Did you eat all your fruits and vegetables today?
Chances are pretty high that the answer is no: According to the U.S. Department of Agriculture, the average healthy adult needs between 3.5 and five cups of fruits and vegetables a day, but the truth is about one-third of Americans aren’t meeting those goals.
Physicians and nutritionists could be receiving a helping hand when it comes to encouraging patients to adopt healthy eating habits. Researchers from the Yale School of Public Health and the University of Utah teamed up to design a blue laser probe that quickly scans your palms and tells if you’re getting all the nutrients you need.

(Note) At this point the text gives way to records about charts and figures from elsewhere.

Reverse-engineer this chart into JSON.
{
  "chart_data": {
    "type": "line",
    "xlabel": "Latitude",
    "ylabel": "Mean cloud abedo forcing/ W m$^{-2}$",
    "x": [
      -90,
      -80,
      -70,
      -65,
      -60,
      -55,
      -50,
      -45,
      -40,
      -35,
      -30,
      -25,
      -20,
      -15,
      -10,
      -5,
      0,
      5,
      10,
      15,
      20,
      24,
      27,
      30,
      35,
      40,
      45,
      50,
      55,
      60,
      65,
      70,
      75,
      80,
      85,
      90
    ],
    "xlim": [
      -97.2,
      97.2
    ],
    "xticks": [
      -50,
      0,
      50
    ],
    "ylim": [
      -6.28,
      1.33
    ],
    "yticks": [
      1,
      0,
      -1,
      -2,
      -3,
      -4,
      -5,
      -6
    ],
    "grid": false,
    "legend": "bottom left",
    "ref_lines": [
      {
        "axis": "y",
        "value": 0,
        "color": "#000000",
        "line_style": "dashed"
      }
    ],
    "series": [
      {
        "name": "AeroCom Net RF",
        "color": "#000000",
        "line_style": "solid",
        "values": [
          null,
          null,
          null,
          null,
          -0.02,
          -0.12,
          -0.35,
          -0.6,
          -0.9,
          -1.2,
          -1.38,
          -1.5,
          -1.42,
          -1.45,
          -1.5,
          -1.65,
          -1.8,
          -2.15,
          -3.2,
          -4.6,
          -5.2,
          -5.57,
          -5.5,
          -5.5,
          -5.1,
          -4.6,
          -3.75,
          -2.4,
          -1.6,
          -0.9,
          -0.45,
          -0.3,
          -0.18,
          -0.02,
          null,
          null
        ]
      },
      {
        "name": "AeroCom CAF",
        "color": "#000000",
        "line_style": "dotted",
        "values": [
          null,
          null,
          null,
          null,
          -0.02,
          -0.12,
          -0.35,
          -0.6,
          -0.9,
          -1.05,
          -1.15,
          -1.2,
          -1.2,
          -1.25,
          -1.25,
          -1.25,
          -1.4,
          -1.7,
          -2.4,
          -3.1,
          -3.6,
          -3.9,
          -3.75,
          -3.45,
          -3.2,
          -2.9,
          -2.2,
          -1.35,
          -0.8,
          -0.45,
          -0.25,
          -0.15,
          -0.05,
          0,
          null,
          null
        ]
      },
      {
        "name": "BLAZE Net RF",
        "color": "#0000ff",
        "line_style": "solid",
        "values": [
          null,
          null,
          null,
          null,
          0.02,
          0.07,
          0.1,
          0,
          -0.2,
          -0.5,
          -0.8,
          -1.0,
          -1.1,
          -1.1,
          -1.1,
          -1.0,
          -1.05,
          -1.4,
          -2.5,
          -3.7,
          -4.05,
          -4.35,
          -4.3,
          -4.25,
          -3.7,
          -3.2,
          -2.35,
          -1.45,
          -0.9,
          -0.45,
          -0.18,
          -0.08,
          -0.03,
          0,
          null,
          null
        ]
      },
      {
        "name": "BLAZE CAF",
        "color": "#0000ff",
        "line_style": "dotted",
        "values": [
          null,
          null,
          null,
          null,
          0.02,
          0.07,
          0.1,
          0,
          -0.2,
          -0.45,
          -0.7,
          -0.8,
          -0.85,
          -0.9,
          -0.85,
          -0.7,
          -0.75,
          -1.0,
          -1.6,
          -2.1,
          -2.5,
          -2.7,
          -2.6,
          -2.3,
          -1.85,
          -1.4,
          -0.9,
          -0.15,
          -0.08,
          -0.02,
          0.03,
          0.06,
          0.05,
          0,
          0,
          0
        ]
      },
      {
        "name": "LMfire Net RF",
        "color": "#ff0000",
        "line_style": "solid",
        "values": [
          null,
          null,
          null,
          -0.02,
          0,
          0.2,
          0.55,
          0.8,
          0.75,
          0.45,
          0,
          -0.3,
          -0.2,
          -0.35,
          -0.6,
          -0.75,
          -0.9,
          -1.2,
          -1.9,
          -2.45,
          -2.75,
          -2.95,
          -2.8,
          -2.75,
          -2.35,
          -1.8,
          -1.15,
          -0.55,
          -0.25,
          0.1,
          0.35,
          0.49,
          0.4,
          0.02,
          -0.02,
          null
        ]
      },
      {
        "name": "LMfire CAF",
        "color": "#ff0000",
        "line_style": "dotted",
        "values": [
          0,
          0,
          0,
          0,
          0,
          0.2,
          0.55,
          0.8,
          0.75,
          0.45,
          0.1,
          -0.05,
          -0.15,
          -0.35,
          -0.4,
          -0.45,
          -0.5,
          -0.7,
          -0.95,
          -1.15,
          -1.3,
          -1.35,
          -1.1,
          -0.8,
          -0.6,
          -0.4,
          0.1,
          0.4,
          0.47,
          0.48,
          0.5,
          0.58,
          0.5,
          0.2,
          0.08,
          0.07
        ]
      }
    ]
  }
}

The device uses resonance Raman spectroscopy (RRS)—a technique that analyzes light reflected off an illuminated spot and looks at its vibrations to detect the levels of carotenoids (organic pigments that come from plants) in a person’s body. The information is sent to a computer that can rapidly process the data and spit out a quantitative estimate of the body’s nutrients. The palm reading is a noninvasive, real-time assessment that provides immediate results without requiring a lab-based chemical analysis. And it takes just one minute: 30 seconds for the scan and a 30-second processing period.
In addition to being efficient, the RRS test is more effective than traditional blood and urine tests. While blood and urine values reflect only fruit and vegetable intake over a few weeks, the laser probe reflects intake over the past two to three months.
Why the palm? “The nutrients we measure, carotenoids, are found in human skin, but the amounts are higher in the palm because the outermost layer of the skin, where carotenoids accumulate, is thicker on the palm than other parts of the body,” says Susan Mayne, head of the Yale School of Public Health’s division of chronic disease epidemiology, who led the study.
While the laser device can effectively show whether or not someone is getting their required servings of fruits and vegetables a day, it does have some limitations. “If children are only eating fruit, they may get a high reading on the RRS, which will not accurately assess both fruit and vegetable consumption,” says Rene Ficek, a registered dietician and nutritionist in Chicago. That matters because children typically consume more fruits than vegetables—but need to be eating both.
The device is also not yet ready for general use, Mayne admits. The next step is to carefully evaluate the impact of skin coloration on the results. But if the laser probe proves effective, health care providers everywhere will have a simple way to know whether their patients are finishing their broccoli.
December 1, 2014: This article originally misspelled the first name of Susan Mayne.